TABLEAU SOMMAIRE OU HYPOTYPOSE DES ANCIENS DOGMES CHALDEENS

Traduction française : A-ED CHAIGNET

Oeuvre numérisée par Marc Szwajcer

 

 

 

 

TABLEAU SOMMAIRE

OU HYPOTYPOSE

DES ANCIENS DOGMES DES CHALDÉENS

DE

MICHEL PSELLUS.

 

 

L'auteur de ce résumé des doctrines des Chaldéens est Michel Psellus[1] qu'il faut distinguer de plusieurs autres écrivains byzantins du même nom, dont a traité Léo Allatius dans un mémoire particulier intitulé de Psellis et publié à Rome en 1634.

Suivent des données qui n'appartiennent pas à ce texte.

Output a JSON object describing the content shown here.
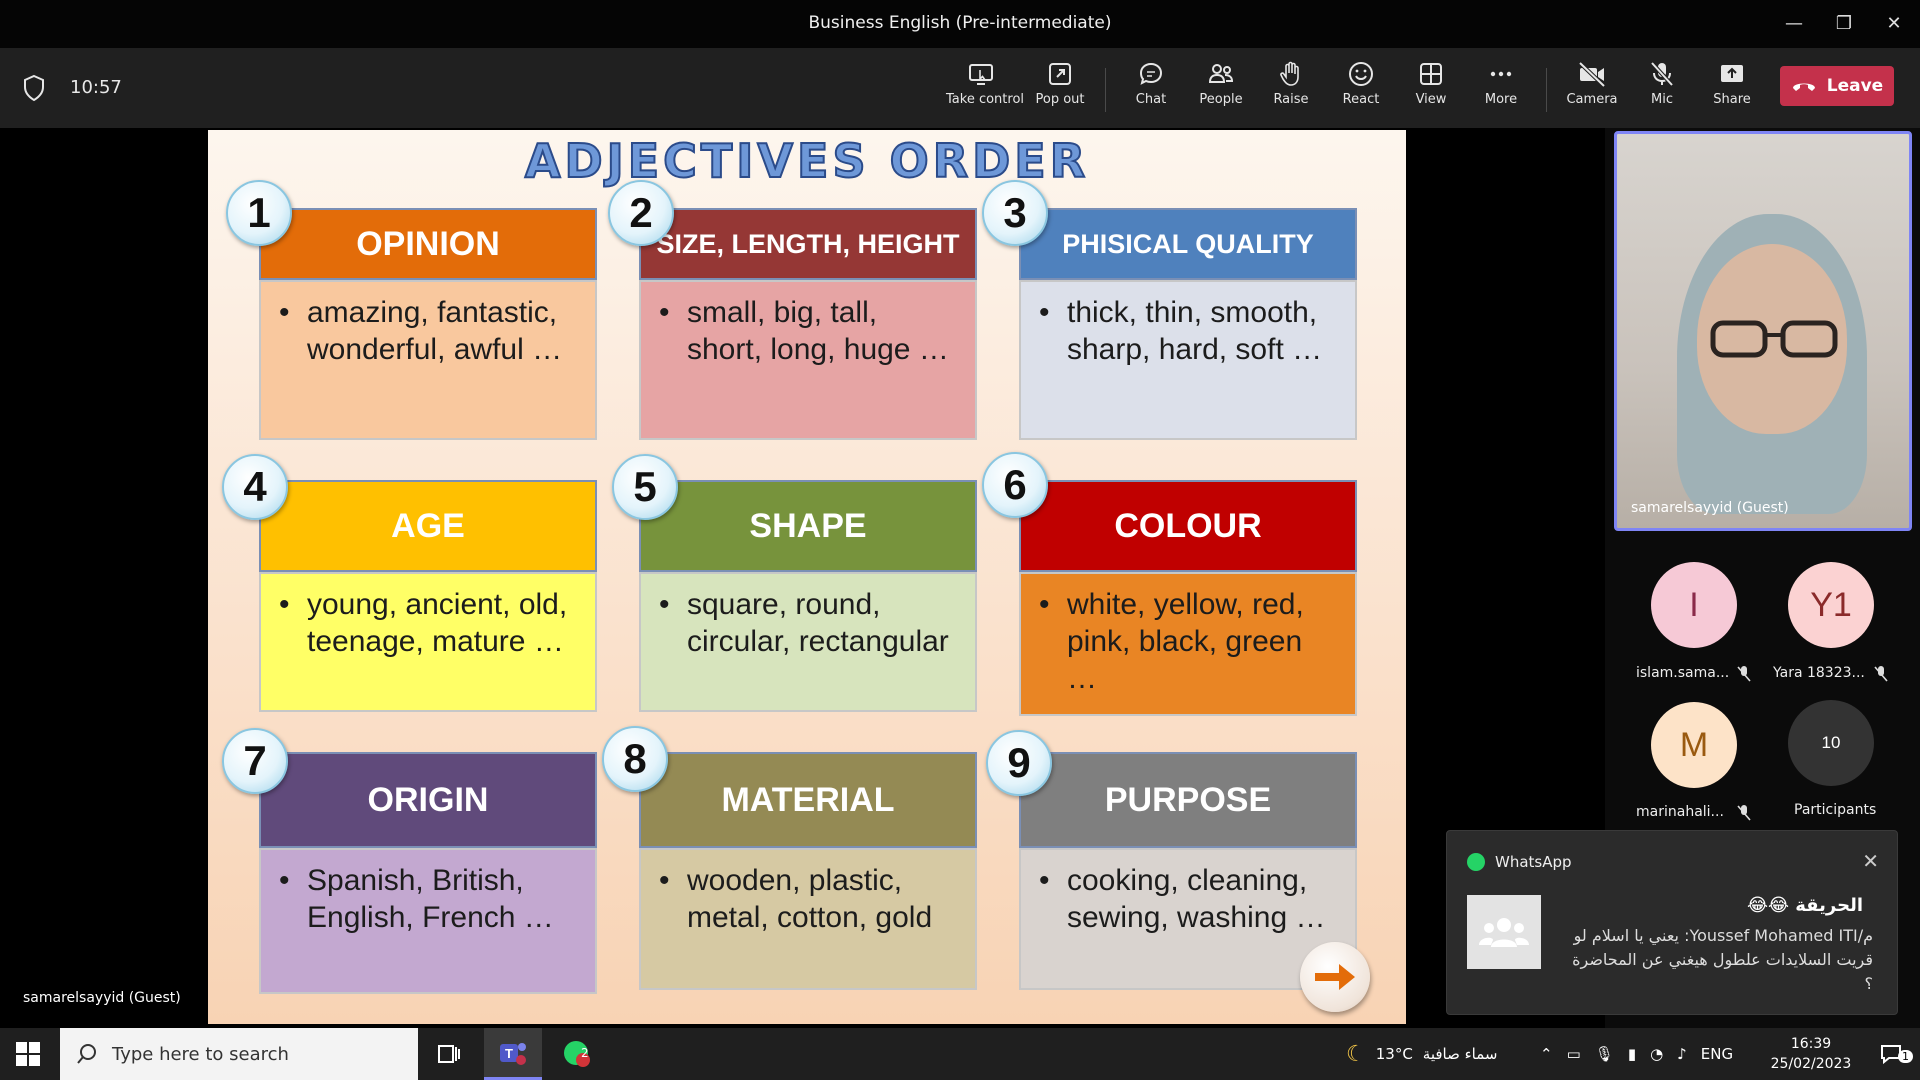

Notre Michel Psellus est né en 1020 : on a de lui une Introduction à la philosophie (imprimée à Venise en 1532 et à Paris en 1541) ; un ouvrage sur les opinions des philosophes concernant l’âme (Paris, 1658); un commentaire sur les v voces de Porphyre et les catégories d'Aristote (Venise, 1532; Paris, 1541); enfin, un Commentaire sur le De interpretatione (Venise, 1503). — De plus, on lui attribue une Σύνοψις εἰς τὴν 'Αριστοτέλους λογικὴν ἐπιστημήν (édité par Elias Ehinger, Wittenberg, 1597), dont le titre, dans un manuscrit de Munich, est précédé des mots : τοῦ σοφωτάτου Ψελλου... Prantl considère le Compendium de Petrus Hispanus, intitulé : Summulœ Logicales, comme une traduction latine de la Σύνοψις de Psellus, tandis que Val. Rose (Hermès, II, 1767) et Charles Thurot (Revue archéologique, 1864, et Revue critique, 1867) font le contraire.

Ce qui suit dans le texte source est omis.